The R-5 (Sikorsky S-51) was actually built in Britain postwar. Britain received small numbers of R-4 and R-6 helicopters, but they did not have sufficient lifting capacity for the combination of two men, electronics (at least MAD and a radio), weapons (at least one and preferably two 110lb AS bombs), and fuel (for endurance).
 
b0ned0me said:
Looking at the R-4 and H-6 it looks like the options are:
Pilot + 1 small depth charge
OR
Pilot + passenger with binoculars
Assuming there is already a small radio fitted then (extremely basic) ASW and spotting are certainly feasible
It seems obvious now (tho perhaps hindsight is telling;)), but why not operate in pairs?

Every tanker (& most merchantmen) could find space for a launch flat.
 
WI Igor Sikorsky manufactured a helicopter before WW2?
Granted, it would be small and short-ranged and maintenance intensive, barely able to lift two men and their lunch for two or three hours. IOW not much more than a spotter aircraft for artillery forward observation officers.
How would helicopter spotters have affected U-boats?
How would helicopter med-evac change casualty rates on WW2 battlefields?
How would spotters improve naval gunnery accuracy when re-taking Pacific Islands?

I imagine they might see use in the New Guinea campaign, and possibly also in the Balkan Front early in the European War. Burma is also a possibility. The rough terrain would be a great proving ground for the principles of medical evacuation. Sikorsky could then get a contract to build bigger and better helicopters--perhaps something like the H-34 by 1944.
 
It seems obvious now (tho perhaps hindsight is telling;)), but why not operate in pairs?

Every tanker (& most merchantmen) could find space for a launch flat.
When homing torpedoes first came in in OTL (1944 or so), they were heavy enough that the carrier aircraft carrying them did operate in pairs - one to locate the submarine and the other to drop the torpedo. Payload limitations again, so I think it would be considered obvious IOTL as well.
 
When homing torpedoes first came in in OTL (1944 or so), they were heavy enough that the carrier aircraft carrying them did operate in pairs - one to locate the submarine and the other to drop the torpedo. Payload limitations again, so I think it would be considered obvious IOTL as well.
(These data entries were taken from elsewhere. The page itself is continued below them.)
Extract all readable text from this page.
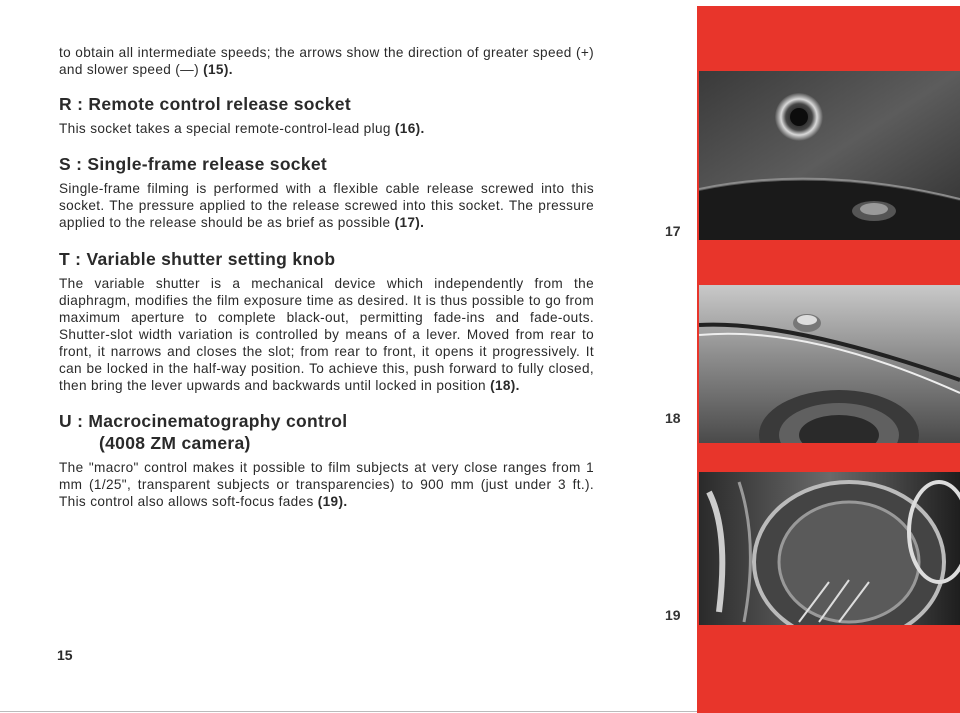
to obtain all intermediate speeds; the arrows show the direction of greater speed (+) and slower speed (—) (15).

R : Remote control release socket

This socket takes a special remote-control-lead plug (16).

S : Single-frame release socket

Single-frame filming is performed with a flexible cable release screwed into this socket. The pressure applied to the release screwed into this socket. The pressure applied to the release should be as brief as possible (17).

T : Variable shutter setting knob

The variable shutter is a mechanical device which independently from the diaphragm, modifies the film exposure time as desired. It is thus possible to go from maximum aperture to complete black-out, permitting fade-ins and fade-outs. Shutter-slot width variation is controlled by means of a lever. Moved from rear to front, it narrows and closes the slot; from rear to front, it opens it progressively. It can be locked in the half-way position. To achieve this, push forward to fully closed, then bring the lever upwards and backwards until locked in position (18).

U : Macrocinematography control
(4008 ZM camera)

The "macro" control makes it possible to film subjects at very close ranges from 1 mm (1/25", transparent subjects or transparencies) to 900 mm (just under 3 ft.). This control also allows soft-focus fades (19).

15
17
18
19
That's what the RN did in the 1950s with their Sikorsky and Westland Whirlwinds. Except one carried the dipping sonar and the other the homing torpedo.
 
pdf27 said:
When homing torpedoes first came in in OTL (1944 or so), they were heavy enough that the carrier aircraft carrying them did operate in pairs - one to locate the submarine and the other to drop the torpedo. Payload limitations again, so I think it would be considered obvious IOTL as well.
I recall a late war or postwar duo, so I wasn't clear if it was in-war or postwar gear limitations. In any case, it seems like a reasonable thing to presume the operators would figure out a pair works.